Eddy Merckx a fait gagner Johan Museeuw: "Il m’a fait monter ma selle… et j’ai gagné le Mondial"
Sélectionneur national de 1986 à 1997, Merckx a porté Johan Museeuw au titre arc-en-ciel à Lugano en 1996.
- Publié le 27-06-2019 à 07h46
- Mis à jour le 30-06-2019 à 08h03
Sélectionneur national de 1986 à 1997, Merckx a porté Johan Museeuw au titre arc-en-ciel à Lugano en 1996. Triple champion du monde sur route (1967, 1971 et 1974), Eddy Merckx a également ramené deux titres arc-en-ciel à notre pays en qualité de sélectionneur national. Coach de la RLVB de 1986 à 1997, le Bruxellois a porté Rudy Dhaenens (1990, Utsunomiya) et Johan Museeuw (1996, Lugano) au titre mondial.
"Un moment que je ne suis évidemment pas près d’oublier, sourit le Lion des Flandres, dont la coque de téléphone portable est aujourd’hui encore habillée de l’arc-en-ciel. Deux jours avant la course, Eddy m’avait convaincu de changer ma position sur le vélo. Il se baladait toujours avec une clé dans sa poche, une habitude qu’il avait conservé de sa période de coureur. En me regardant rouler lors de l’un de nos derniers entraînements collectifs, il me tend son outil en me promettant que si je remontais ma selle de deux millimètres, je deviendrais alors champion du monde. Ce n’est habituellement pas le genre de réglages que l’on modifie à l’approche d’une échéance aussi importante qu’un Mondial mais lorsque c’est le plus grand coureur de l’histoire qui vous le suggère, on l’écoute forcément un peu plus attentivement… (rires) Je me suis rapidement senti à l’aise dans ma nouvelle posture et les faits ont donné raison à celui qui était alors mon coach puisque je me suis imposé le dimanche… Mon titre ne s’explique évidemment pas seulement par le fait de cette savoureuse anecdote, mais je pense que cet épisode a probablement également impacté ma confiance en mes moyens."

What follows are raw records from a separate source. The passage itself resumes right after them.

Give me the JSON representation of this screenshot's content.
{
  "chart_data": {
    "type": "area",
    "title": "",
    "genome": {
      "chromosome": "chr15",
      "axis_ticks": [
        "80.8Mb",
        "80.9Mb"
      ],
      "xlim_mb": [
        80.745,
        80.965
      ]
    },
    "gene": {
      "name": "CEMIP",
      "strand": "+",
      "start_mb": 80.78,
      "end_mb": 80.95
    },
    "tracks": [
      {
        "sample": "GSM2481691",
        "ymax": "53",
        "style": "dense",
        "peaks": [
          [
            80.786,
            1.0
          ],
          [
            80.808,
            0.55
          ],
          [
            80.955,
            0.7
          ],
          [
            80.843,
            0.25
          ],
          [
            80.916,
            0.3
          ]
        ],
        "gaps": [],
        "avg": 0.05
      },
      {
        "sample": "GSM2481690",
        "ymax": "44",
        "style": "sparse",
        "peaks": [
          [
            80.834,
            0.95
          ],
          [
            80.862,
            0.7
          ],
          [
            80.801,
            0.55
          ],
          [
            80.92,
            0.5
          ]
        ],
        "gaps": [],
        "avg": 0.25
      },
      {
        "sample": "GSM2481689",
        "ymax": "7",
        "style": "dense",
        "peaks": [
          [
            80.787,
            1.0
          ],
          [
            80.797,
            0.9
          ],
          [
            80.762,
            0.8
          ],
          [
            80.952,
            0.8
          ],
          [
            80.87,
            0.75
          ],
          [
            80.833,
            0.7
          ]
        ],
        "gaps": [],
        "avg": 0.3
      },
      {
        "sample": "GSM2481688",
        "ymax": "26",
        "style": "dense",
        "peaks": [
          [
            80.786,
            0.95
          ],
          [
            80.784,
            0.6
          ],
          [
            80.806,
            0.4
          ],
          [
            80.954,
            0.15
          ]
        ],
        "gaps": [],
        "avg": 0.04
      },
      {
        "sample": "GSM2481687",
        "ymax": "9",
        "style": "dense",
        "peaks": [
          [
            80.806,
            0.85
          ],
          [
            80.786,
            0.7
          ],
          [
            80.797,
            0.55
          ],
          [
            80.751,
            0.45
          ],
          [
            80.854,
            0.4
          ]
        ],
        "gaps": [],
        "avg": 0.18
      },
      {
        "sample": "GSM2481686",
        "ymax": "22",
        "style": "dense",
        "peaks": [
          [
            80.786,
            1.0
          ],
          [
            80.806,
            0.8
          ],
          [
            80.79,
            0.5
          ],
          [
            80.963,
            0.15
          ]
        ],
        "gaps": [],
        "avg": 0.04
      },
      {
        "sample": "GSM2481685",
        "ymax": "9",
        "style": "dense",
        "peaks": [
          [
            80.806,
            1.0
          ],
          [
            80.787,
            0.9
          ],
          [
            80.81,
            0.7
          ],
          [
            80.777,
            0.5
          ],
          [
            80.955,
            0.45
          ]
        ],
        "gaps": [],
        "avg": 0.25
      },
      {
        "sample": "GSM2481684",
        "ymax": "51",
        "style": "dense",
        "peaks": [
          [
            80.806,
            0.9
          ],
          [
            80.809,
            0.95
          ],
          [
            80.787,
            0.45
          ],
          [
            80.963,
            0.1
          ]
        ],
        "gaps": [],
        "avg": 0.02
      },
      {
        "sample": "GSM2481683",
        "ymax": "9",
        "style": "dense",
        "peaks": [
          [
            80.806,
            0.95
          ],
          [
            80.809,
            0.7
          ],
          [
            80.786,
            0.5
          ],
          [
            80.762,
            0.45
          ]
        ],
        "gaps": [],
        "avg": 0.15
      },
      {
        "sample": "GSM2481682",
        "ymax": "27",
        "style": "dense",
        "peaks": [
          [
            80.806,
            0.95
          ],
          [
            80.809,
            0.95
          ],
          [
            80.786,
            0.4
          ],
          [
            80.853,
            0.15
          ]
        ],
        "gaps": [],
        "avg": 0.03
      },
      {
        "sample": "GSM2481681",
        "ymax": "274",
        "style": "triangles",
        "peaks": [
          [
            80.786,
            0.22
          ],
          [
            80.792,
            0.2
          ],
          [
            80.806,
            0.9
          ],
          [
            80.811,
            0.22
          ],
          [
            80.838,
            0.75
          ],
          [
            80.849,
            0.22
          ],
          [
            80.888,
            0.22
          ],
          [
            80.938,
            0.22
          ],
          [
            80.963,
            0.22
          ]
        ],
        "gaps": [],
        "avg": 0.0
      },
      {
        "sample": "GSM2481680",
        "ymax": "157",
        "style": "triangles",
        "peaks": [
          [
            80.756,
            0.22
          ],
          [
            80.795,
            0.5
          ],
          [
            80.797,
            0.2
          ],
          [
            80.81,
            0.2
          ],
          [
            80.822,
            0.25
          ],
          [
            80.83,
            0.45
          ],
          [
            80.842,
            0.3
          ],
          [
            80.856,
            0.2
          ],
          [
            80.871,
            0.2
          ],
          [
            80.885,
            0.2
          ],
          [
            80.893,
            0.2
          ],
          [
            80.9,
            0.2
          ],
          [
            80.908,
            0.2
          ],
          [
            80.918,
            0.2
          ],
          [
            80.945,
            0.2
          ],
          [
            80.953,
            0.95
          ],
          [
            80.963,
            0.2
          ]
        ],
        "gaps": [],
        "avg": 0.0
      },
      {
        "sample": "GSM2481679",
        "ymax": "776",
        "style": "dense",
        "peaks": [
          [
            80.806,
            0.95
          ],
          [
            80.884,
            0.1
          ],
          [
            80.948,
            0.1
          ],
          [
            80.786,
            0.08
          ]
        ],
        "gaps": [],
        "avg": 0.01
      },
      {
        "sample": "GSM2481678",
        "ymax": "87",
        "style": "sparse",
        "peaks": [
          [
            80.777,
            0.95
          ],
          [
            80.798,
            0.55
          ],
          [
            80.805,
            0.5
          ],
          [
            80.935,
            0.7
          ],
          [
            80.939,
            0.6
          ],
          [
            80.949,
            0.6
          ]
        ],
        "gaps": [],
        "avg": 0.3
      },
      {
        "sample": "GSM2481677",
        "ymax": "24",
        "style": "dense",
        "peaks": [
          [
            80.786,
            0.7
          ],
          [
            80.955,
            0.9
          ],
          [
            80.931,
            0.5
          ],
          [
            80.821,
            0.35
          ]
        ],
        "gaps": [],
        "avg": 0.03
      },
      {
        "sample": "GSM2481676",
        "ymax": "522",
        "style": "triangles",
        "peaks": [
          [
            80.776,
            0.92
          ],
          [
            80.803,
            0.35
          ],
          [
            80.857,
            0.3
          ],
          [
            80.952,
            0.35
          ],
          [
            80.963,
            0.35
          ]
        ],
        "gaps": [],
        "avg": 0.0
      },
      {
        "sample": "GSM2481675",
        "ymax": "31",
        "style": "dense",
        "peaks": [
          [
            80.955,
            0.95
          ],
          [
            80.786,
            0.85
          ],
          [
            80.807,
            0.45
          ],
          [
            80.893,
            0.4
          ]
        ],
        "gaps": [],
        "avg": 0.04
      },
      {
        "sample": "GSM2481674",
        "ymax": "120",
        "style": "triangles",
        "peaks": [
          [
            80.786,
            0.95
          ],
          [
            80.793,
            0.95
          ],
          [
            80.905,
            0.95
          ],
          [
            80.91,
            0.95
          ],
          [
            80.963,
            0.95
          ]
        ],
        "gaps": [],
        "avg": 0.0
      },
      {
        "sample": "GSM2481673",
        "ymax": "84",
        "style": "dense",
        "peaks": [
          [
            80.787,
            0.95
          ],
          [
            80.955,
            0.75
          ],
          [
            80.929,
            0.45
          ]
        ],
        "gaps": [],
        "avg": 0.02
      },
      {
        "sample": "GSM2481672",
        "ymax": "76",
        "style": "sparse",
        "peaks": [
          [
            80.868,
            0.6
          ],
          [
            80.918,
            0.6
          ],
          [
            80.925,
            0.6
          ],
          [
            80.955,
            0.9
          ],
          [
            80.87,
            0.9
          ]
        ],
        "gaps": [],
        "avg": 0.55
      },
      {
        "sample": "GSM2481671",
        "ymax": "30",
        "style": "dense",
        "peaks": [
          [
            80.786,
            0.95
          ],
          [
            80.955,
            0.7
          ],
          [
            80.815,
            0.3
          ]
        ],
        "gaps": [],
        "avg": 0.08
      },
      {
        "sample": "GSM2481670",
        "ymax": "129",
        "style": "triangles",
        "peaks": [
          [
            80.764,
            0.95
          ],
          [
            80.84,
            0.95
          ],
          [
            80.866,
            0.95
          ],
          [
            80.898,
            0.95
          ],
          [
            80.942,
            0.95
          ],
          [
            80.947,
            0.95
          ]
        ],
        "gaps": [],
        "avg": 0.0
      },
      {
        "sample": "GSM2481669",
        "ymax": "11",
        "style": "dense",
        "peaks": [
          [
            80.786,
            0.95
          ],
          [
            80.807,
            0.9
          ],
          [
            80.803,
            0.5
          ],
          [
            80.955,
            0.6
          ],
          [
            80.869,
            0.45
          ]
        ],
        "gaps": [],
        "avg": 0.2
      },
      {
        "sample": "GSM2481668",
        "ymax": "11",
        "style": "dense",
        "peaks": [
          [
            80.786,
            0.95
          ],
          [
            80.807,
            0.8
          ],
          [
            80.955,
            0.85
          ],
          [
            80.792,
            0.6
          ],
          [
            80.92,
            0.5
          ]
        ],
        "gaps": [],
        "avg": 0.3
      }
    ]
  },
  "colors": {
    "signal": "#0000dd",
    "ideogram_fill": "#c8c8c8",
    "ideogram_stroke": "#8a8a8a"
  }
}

Un sacre qui avait comblé Merckx d’un intense bonheur. "Eddy m’est tombé dans les bras à l’arrivée, poursuit le triple vainqueur du Tour des Flandres. Nous avons ensuite fêté l’événement dignement à l’hôtel avec toute l’équipe et le staff en vidant plusieurs bouteilles de champagne. La note réglée par la Fédération était assez salée mais un titre arc-en-ciel valait bien cela non… ? (rires) Je peux dire que deux Merckx m’ont permis de devenir champion du monde cette année-là puisqu’à côté du rôle d’Eddy, Axel s’était révélé être un équipier extrêmement précieux dans le final de la course. Deux hommes emplis des mêmes valeurs de simplicité et d’altruisme. Dès qu’il met le nez dehors, Eddy est sans cesse sollicité, tantôt pour un autographe, tantôt pour un selfie, mais je ne l’ai jamais vu refuser ce type de petit plaisir à quelqu’un. Je dois également parfois composer avec le fait d’être devenu un personnage public, mais cela n’a absolument aucune commune mesure avec ce que vit notre plus grand champion cycliste. Je me souviens que dans la foulée des Jeux olympiques d’Atlanta, en 1996, nous étions allés boire un verre dans un café presque exclusivement remplis de cowboys (rires). Eh bien, même eux le connaissaient puisqu’à peine la porte franchie ils lui avaient lancé ‘Eddy Merckx, how are you ?’ Il ne vit pourtant pas pour cette forme de reconnaissance et se nourrit des bonheurs les plus simples : un bon verre de vin partagé avec des amis, une sortie à vélo…"
Une bonhomie que le Bruxellois adoptait également lorsqu’il enfilait le costume de sélectionneur national. "Eddy était toujours d’un calme à toute épreuve, poursuit Johan Museeuw. Il attachait une réelle importance à la vie de groupe, aux moments d’échange à table par exemple, mais n’était pas du genre à palabrer du matin au soir. Ses briefings étaient d’ailleurs du même goût et allaient le plus souvent à l’essentiel. Il voyait toujours extrêmement clair tactiquement mais peinait parfois à comprendre que tout le monde ne disposait pas des mêmes capacités que lui qui était capable d’attaquer au début, au milieu et à la fin d’une course… (rires) De l’équipier au leader, il vouait le même respect pour chacun. Une approche qu’il appliquait également au quotidien car peu lui importe que vous soyez puissant ou misérable, il vous abordera de la même manière : gentiment. Le trait de caractère principal d’un immense champion, mais surtout d’un homme bien."